Whether distributing a “Mono” file made from a copyrighted MP3 and some arbitrary, unknown file is copyright infringement is a bit of a tree-falling-in-the-woods question. Yes, it’s an infringement, I suppose, but because almost nobody can replay the sound from the Mono file, the copyright holder is unlikely to notice.
But when you distribute the Mono file when everybody knows that you’re supposed to use Rohrer’s “file A” as the other file in order to get the MP3 back out, you’re just distributing the MP3 in a different encoding, like distributing it in some encrypted form, or in a ZIP file.
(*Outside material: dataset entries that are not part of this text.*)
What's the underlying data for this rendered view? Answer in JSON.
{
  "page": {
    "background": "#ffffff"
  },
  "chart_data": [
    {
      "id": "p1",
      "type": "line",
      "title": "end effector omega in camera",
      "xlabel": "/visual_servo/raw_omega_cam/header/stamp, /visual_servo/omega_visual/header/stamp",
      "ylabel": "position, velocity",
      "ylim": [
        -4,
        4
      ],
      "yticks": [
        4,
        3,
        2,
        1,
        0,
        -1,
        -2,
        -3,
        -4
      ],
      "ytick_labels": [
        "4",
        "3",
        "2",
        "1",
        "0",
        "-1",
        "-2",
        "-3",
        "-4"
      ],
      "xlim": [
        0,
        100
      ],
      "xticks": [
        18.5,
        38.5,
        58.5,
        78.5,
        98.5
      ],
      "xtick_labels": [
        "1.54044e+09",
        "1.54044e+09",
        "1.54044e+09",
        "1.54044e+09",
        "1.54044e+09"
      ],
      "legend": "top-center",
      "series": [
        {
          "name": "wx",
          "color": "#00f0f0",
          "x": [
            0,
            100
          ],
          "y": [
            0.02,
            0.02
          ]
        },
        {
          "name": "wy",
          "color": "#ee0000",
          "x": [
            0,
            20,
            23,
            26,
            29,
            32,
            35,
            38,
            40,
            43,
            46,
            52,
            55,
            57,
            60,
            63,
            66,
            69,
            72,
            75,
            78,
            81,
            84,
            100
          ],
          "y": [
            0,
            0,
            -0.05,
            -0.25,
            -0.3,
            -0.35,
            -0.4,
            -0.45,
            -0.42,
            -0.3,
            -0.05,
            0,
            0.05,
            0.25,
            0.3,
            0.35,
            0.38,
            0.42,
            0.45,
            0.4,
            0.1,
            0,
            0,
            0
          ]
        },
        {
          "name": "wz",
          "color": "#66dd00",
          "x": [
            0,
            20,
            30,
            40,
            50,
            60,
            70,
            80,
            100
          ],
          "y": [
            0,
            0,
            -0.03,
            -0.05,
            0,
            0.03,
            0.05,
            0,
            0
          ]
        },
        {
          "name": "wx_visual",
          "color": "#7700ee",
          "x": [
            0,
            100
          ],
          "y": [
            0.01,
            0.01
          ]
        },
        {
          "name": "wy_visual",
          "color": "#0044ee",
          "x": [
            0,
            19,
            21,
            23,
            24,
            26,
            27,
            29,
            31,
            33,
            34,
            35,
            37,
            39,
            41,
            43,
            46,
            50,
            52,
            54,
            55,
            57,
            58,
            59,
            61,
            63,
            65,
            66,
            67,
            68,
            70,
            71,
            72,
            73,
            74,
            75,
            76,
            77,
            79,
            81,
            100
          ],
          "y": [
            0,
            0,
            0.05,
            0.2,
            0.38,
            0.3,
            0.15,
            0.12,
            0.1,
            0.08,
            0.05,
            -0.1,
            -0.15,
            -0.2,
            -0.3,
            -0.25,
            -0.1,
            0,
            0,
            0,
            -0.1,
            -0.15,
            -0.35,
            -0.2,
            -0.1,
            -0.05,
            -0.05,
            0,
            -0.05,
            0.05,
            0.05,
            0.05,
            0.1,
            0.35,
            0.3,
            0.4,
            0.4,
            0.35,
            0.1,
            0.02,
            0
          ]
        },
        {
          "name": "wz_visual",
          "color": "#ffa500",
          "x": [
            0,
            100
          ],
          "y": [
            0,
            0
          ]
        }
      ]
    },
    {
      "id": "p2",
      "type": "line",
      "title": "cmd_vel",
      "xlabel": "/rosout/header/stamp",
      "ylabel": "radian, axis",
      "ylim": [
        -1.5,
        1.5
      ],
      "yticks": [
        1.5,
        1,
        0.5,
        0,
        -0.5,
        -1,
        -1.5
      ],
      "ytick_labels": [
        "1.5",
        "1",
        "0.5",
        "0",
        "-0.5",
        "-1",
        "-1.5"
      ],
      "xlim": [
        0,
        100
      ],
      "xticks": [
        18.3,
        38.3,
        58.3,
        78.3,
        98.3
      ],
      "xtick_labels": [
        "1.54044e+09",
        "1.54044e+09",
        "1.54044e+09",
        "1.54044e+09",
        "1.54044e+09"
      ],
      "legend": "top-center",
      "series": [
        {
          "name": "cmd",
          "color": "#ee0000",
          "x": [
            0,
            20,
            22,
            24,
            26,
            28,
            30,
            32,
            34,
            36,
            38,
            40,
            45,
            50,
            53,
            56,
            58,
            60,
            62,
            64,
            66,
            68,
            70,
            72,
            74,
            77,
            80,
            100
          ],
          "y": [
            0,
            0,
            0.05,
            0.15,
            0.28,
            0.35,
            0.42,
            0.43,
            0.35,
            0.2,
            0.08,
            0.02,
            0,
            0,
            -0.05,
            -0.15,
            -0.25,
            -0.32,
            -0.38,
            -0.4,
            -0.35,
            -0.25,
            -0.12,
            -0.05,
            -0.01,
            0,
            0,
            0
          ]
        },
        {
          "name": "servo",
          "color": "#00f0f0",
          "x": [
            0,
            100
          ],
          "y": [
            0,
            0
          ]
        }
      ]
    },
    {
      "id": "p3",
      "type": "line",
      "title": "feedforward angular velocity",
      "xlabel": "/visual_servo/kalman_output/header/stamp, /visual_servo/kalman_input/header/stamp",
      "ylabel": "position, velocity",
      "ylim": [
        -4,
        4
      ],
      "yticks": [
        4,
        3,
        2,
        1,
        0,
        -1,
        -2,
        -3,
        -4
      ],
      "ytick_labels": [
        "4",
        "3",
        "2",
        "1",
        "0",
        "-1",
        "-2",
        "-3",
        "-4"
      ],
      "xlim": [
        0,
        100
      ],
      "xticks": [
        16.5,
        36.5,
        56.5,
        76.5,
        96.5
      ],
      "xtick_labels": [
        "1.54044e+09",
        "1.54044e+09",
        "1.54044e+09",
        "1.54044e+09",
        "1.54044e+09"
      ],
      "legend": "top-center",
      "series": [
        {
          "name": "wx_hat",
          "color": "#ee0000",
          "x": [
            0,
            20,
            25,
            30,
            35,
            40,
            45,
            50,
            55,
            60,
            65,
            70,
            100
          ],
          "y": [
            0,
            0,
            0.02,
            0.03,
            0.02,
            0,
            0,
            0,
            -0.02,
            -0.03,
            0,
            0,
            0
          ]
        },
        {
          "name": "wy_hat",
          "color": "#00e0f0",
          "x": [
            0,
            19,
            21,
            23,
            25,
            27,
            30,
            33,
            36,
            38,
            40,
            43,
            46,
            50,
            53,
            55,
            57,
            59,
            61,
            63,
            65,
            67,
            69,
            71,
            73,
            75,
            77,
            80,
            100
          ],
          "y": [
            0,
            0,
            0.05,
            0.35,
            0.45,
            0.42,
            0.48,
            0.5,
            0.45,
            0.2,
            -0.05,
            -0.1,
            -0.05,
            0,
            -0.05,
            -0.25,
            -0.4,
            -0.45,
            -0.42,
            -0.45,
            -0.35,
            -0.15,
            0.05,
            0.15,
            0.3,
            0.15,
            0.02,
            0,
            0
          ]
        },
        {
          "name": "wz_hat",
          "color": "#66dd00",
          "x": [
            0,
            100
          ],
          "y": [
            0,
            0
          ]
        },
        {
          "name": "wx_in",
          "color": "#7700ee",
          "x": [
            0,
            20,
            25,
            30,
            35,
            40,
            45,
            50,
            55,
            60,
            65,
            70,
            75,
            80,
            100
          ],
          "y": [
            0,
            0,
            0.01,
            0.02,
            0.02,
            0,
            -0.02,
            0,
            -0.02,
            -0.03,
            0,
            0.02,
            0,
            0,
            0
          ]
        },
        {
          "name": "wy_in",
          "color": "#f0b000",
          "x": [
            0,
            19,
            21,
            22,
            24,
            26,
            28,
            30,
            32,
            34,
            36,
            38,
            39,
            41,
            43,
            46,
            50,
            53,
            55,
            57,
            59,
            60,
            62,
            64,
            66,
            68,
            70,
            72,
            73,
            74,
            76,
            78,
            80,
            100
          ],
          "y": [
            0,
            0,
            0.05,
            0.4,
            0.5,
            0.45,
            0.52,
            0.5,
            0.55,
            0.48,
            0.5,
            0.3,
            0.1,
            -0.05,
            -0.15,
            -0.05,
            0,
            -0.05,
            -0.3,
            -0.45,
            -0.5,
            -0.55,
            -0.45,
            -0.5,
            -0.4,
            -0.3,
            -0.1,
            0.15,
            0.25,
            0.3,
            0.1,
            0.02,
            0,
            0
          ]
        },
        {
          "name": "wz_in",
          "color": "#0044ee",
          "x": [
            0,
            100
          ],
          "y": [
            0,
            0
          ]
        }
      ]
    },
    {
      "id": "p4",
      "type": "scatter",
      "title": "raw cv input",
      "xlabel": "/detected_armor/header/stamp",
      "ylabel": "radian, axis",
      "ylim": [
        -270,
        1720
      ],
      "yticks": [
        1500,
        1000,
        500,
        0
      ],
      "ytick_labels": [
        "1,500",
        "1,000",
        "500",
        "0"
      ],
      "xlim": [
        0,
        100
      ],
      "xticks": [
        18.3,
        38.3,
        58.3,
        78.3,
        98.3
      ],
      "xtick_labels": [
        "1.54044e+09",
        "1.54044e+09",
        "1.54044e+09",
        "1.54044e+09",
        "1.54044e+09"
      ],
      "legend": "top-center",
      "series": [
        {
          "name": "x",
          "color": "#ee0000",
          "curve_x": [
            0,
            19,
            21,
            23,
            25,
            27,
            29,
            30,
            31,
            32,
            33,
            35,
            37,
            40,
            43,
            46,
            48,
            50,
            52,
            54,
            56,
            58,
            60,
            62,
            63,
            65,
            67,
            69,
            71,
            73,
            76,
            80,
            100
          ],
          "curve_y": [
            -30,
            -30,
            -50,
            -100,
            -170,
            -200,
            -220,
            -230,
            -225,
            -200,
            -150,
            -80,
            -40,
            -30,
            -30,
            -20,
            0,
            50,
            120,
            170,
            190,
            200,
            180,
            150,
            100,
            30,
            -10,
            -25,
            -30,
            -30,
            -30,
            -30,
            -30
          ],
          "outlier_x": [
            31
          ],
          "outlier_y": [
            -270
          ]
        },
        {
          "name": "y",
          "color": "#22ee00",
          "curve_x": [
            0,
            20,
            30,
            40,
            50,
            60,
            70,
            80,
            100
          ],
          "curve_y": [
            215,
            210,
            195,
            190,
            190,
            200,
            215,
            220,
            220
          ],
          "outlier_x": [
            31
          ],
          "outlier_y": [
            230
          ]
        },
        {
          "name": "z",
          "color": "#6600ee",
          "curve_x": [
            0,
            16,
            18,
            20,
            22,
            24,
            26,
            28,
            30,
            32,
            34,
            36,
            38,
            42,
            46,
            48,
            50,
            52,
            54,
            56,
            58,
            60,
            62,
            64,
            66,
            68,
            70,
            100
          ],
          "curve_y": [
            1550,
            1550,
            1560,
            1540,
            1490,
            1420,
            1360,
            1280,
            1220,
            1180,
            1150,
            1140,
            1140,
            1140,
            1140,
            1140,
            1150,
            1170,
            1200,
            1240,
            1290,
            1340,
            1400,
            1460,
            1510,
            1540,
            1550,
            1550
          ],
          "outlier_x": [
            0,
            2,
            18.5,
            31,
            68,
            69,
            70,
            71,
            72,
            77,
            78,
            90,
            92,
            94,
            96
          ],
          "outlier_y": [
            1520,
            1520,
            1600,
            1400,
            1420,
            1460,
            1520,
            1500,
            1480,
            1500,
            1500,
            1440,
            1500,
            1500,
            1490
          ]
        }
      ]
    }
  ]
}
Rohrer recognizes that MP3s are copies of sound recordings because “an algorithm exists that can convert an MP3 file into sound mechanistically without any additional information”. The same is true of Mono files. Since everybody knows that you just XOR the mono file with Rohrer’s freely-distributed “file A” to get the MP3, there’s a well-known algorithm that can turn the Mono file into sound. It fits within the statutory requirement that to infringe a sound recording copyright, one must create “phonorecords or copies that directly or indirectly recapture the actual sounds fixed in the recording.” The Mono files recapture the actual sounds fixed in the recording just as much as the original MP3 does; there’s just an extra step involved.
“Fine,” you respond. “So if you can XOR it with some other file and get a copyrighted work, it’s a copy. So a file full of zeroes is an infringement, because if you XOR it with an MP3, you get the MP3.” Obviously, though, the game is over if the algorithm that gets you the copyrighted work back out of your file needs to crib from the copyrighted work in order to do so.
So, in other words, if a computer can get the copyrighted work back out of it without seeing the copyrighted work, it’s a copy. So an MD5 isn’t a copy, and neither is any other sort of short audio fingerprint. But if there’s some way to replay the content in the file, it’s a copy.